Russia's president offered to conduct a Russia-Turkmenistan innovation forum in 2011 in the Turkmen capital, Ashgabad.
He also supported Turkmenistan's position that Caspian problems should be discussed and resolved only among the five maritime states.
Medvedev was accompanied by Foreign Minister Sergei Lavrov and deputy prime minister in charge for fuel and energy sector, Igor Sechin.
While in Turkmenistan, Sechin made blunt remarks about the Nabucco project, saying that the gas pipeline from Turkmenistan to Europe bypassing Russia had no future. Nabucco Gas Pipeline International company plans to start construction of the pipeline in 2012 and to open it in 2015.

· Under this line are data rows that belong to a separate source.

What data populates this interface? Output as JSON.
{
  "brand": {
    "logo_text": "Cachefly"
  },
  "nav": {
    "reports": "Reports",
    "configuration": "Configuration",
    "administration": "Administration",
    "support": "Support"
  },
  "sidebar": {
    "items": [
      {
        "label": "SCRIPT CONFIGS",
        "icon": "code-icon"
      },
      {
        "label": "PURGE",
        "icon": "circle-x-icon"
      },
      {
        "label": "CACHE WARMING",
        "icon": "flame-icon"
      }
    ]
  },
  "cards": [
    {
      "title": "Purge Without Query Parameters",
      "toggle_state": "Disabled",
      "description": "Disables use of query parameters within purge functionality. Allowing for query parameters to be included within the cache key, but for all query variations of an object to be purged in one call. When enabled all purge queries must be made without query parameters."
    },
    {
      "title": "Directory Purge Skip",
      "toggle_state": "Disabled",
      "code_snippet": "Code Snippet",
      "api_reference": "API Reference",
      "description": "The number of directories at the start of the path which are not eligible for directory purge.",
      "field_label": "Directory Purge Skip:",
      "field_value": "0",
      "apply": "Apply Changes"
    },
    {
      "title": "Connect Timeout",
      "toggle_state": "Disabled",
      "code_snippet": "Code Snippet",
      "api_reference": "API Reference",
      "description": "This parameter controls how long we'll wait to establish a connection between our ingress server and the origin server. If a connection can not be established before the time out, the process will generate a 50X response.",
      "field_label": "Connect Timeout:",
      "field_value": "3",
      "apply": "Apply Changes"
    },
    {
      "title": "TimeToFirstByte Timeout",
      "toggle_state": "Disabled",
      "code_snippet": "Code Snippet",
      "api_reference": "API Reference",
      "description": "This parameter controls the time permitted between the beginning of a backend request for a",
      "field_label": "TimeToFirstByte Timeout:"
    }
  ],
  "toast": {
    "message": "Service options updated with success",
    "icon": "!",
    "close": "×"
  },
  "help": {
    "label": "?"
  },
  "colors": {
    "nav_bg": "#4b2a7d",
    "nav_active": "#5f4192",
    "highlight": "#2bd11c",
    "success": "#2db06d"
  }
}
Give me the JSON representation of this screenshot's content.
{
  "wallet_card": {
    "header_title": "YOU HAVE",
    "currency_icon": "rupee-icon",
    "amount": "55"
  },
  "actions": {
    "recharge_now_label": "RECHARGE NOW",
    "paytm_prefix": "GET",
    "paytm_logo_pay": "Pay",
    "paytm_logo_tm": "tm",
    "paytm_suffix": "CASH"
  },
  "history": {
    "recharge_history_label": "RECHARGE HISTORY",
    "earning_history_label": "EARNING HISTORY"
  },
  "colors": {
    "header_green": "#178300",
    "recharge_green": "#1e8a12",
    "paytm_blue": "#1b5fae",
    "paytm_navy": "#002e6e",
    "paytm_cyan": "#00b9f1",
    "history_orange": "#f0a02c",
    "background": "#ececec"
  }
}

The pipeline attempts to lessen European dependence on Russian energy. The project is backed by several European Union states and the United States and is seen as rival to the Gazprom-led South Stream pipeline project.
Russia and Turkmenistan have decided not to revive a mothballed Caspian gas pipeline as demand for the fuel in Europe is yet to recover, Kommersant business daily reported at trhe weekend.Russia, Turkmenistan, Kazakhstan and Uzbekistan had agreed to build the link along the Caspian Sea coastal line that would allow Moscow to keep regional gas flows under its control, but its construction has yet to begin.
Turkmenistan holds the world's fourth-largest natural gas reserves.